[Beowulf] Supercomputers face growing resilience problems

Fri Nov 23 06:44:00 PST 2012

It's not that there aren't solutions available for specific problems.. The
challenge is that some of the solutions don't scale well OR that they are
not generalized enough to handle the gamut of non-EP kinds of problems.

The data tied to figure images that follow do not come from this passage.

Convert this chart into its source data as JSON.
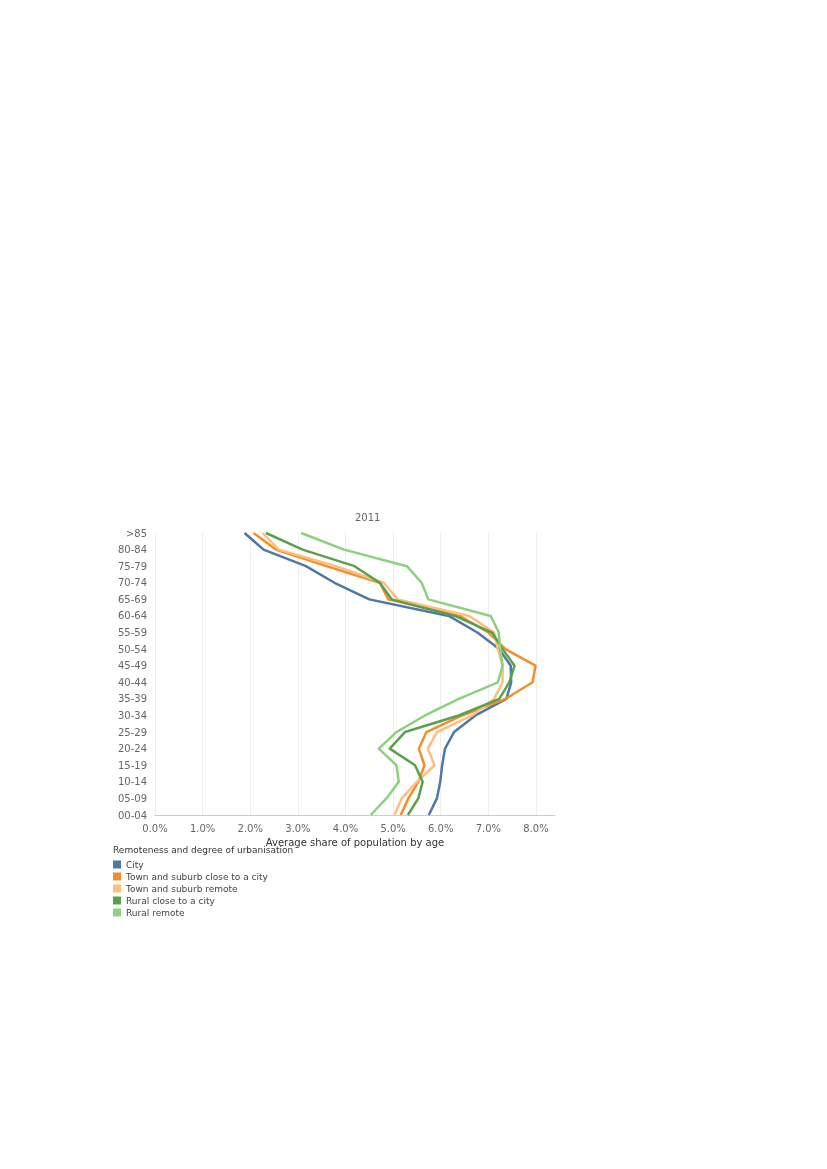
{
  "chart_data": {
    "type": "line",
    "orientation": "horizontal",
    "title": "2011",
    "xlabel": "Average share of population by age",
    "legend_title": "Remoteness and degree of urbanisation",
    "categories": [
      ">85",
      "80-84",
      "75-79",
      "70-74",
      "65-69",
      "60-64",
      "55-59",
      "50-54",
      "45-49",
      "40-44",
      "35-39",
      "30-34",
      "25-29",
      "20-24",
      "15-19",
      "10-14",
      "05-09",
      "00-04"
    ],
    "series": [
      {
        "name": "City",
        "color": "#4e79a7",
        "values": [
          1.88,
          2.28,
          3.17,
          3.77,
          4.5,
          6.17,
          6.77,
          7.23,
          7.47,
          7.48,
          7.38,
          6.73,
          6.28,
          6.09,
          6.03,
          5.99,
          5.92,
          5.75
        ]
      },
      {
        "name": "Town and suburb close to a city",
        "color": "#f28e2b",
        "values": [
          2.07,
          2.54,
          3.6,
          4.72,
          4.9,
          6.4,
          7.0,
          7.36,
          7.99,
          7.93,
          7.36,
          6.45,
          5.7,
          5.54,
          5.66,
          5.53,
          5.32,
          5.16
        ]
      },
      {
        "name": "Town and suburb remote",
        "color": "#ffbe7d",
        "values": [
          2.26,
          2.6,
          3.8,
          4.8,
          5.1,
          6.6,
          7.12,
          7.2,
          7.3,
          7.3,
          7.12,
          6.66,
          5.92,
          5.73,
          5.87,
          5.5,
          5.18,
          5.03
        ]
      },
      {
        "name": "Rural close to a city",
        "color": "#59a14f",
        "values": [
          2.33,
          3.1,
          4.19,
          4.72,
          4.97,
          6.3,
          7.08,
          7.3,
          7.55,
          7.44,
          7.23,
          6.38,
          5.25,
          4.93,
          5.46,
          5.62,
          5.53,
          5.31
        ]
      },
      {
        "name": "Rural remote",
        "color": "#8cd17d",
        "values": [
          3.07,
          3.97,
          5.29,
          5.6,
          5.74,
          7.05,
          7.22,
          7.25,
          7.3,
          7.2,
          6.38,
          5.67,
          5.07,
          4.7,
          5.07,
          5.12,
          4.86,
          4.53
        ]
      }
    ],
    "xlim": [
      0,
      8.4
    ],
    "xticks": [
      {
        "value": 0,
        "label": "0.0%"
      },
      {
        "value": 1,
        "label": "1.0%"
      },
      {
        "value": 2,
        "label": "2.0%"
      },
      {
        "value": 3,
        "label": "3.0%"
      },
      {
        "value": 4,
        "label": "4.0%"
      },
      {
        "value": 5,
        "label": "5.0%"
      },
      {
        "value": 6,
        "label": "6.0%"
      },
      {
        "value": 7,
        "label": "7.0%"
      },
      {
        "value": 8,
        "label": "8.0%"
      }
    ],
    "grid": "x",
    "legend": "bottom left",
    "marker": "none",
    "line_style": "solid"
  }
}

I don't think there will be a silver bullet that fixes everything, but I
think we'll evolve to some classes of solutions to solve certain classes
of problems.  After all, we don't do the same error correction codes on
memory and hard disk.

But the basic underlying comment is right:  a lot of HPC software design
assumes perfect hardware, or, that the hardware failure rate is
sufficiently low that a checkpoint/restart (or "do it all over from the
beginning") is an acceptable strategy.

This is fine.. It's hard enough to figure out how to
parallelize/clusterize the solution (having taken some decades to do it).
I'm confident that over the next few decades we'll figure out how to deal
with unreliable hardware/software.  (because, after all, software bugs are
a problem too)

On 11/23/12 2:29 AM, "Luc Vereecken" <kineticluc at gmail.com> wrote:

>At the same time, there are API (e.g. HTCondor) that do not assume
>successful communications or computation; they are used in large
>distributed computing projects (SETI at HOME, FOLDING at HOME, distributed.net
>(though I don't think they have a toolbox available)). For
>embarrassingly parallel workloads, they can be a good match; for tightly
>coupled workloads, not always.
>
>Luc
>
>
>
>On 11/23/2012 5:19 AM, Justin YUAN SHI wrote:
>> The fundamental problem rests in our programming API. If you look at
>> MPI and OpenMP carefully, you will find that these and all others have
>> one common assumption: the application-level communication is always
>> successful.
>>
>> We knew full well that this cannot be true.